Si la réduction des importations de gaz en provenance de Russie a nécessité plusieurs années et une immense coordination, l’indépendance à l’égard des terres rares pourrait s’avérer encore plus complexe. Les projets d’exploitation minière peuvent prendre une décennie ou plus avant d’être mis en œuvre, et l’Europe ne dispose pas actuellement d’une grande partie de l’infrastructure de traitement que la Chine contrôle. Néanmoins, l’orientation de Bruxelles est claire : garantir un accès sûr et durable aux matières premières essentielles au renouveau industriel de l’Europe.

Dimensions diplomatiques et économiques

Mme Von der Leyen a souligné que l’UE poursuivrait le dialogue avec la Chine, mais a prévenu que l’Europe était prête à utiliser « tous les outils à sa disposition » si nécessaire. Elle a souligné la nécessité d’une réponse coordonnée du G7, tout en présentant la question comme un défi structurel, et non comme un différend commercial temporaire.

Dans le même temps, l’UE agit rapidement pour diversifier ses chaînes d’approvisionnement. Des négociations sont en cours avec l’Inde, l’objectif étant de conclure un accord d’ici la fin de l’année. Les discussions progressent également avec les Philippines, la Thaïlande, la Malaisie et les Émirats arabes unis, entre autres.

« Ces nouveaux partenariats ouvriront les marchés émergents, renforceront la sécurité économique et éviteront les goulets d’étranglement dans nos chaînes d’approvisionnement », a déclaré M. von der Leyen. « L’Europe doit utiliser son poids géoéconomique pour promouvoir ses propres intérêts.

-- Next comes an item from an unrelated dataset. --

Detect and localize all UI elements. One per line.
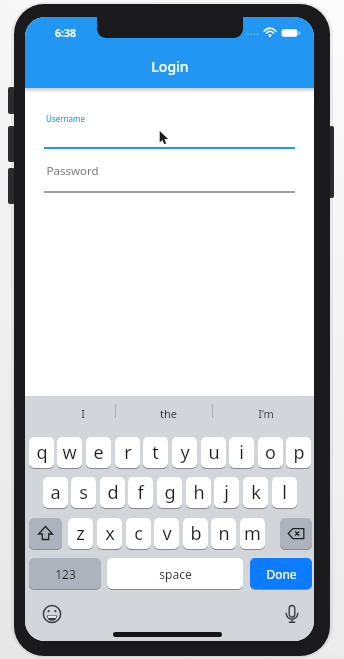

Le plan RESourceEU en détail

Après l’annonce de Mme von der Leyen, Stéphane Séjourné, commissaire européen chargé de l’industrie, a donné plus de détails sur le fonctionnement du plan. RESourceEU se concentrera sur trois piliers principaux :

Stimuler la production nationale de terres rares au sein de l’UE, en encourageant la prospection, l’exploitation minière durable et le recyclage.

Diversifier les importations grâce à des partenariats stratégiques avec des pays riches en ressources naturelles autres que la Chine.

Sécuriser la chaîne de valeur par un mécanisme européen commun d’achat et de stockage, inspiré des réserves stratégiques de matériaux du Japon.

Ce dernier élément pourrait changer la donne, en permettant aux États membres de l’UE de regrouper la demande et de coordonner les stocks, ce qui garantirait la stabilité en cas de perturbation du marché.

« Unis comme nous l’étions sur les vaccins ».

La réalisation de ces objectifs nécessitera toutefois l’unité des 27 États membres. Le commissaire Séjourné a cité la réponse de l’UE à la pandémie comme un modèle d’action collective : « Ce que nous avons fait pour la santé avec le vaccin Covid, nous pouvons le faire pour notre sécurité économique et nationale avec les matières premières.

L’initiative RESourceEU représente donc plus qu’une stratégie commerciale ; il s’agit d’une déclaration géopolitique sur la volonté de l’Europe d’agir en tant que puissance cohésive dans un monde de plus en plus fragmenté. Si elle est couronnée de succès, elle pourrait marquer le début d’une nouvelle ère, dans laquelle l’Europe ne se contente pas de s’adapter aux crises mondiales, mais façonne son propre destin.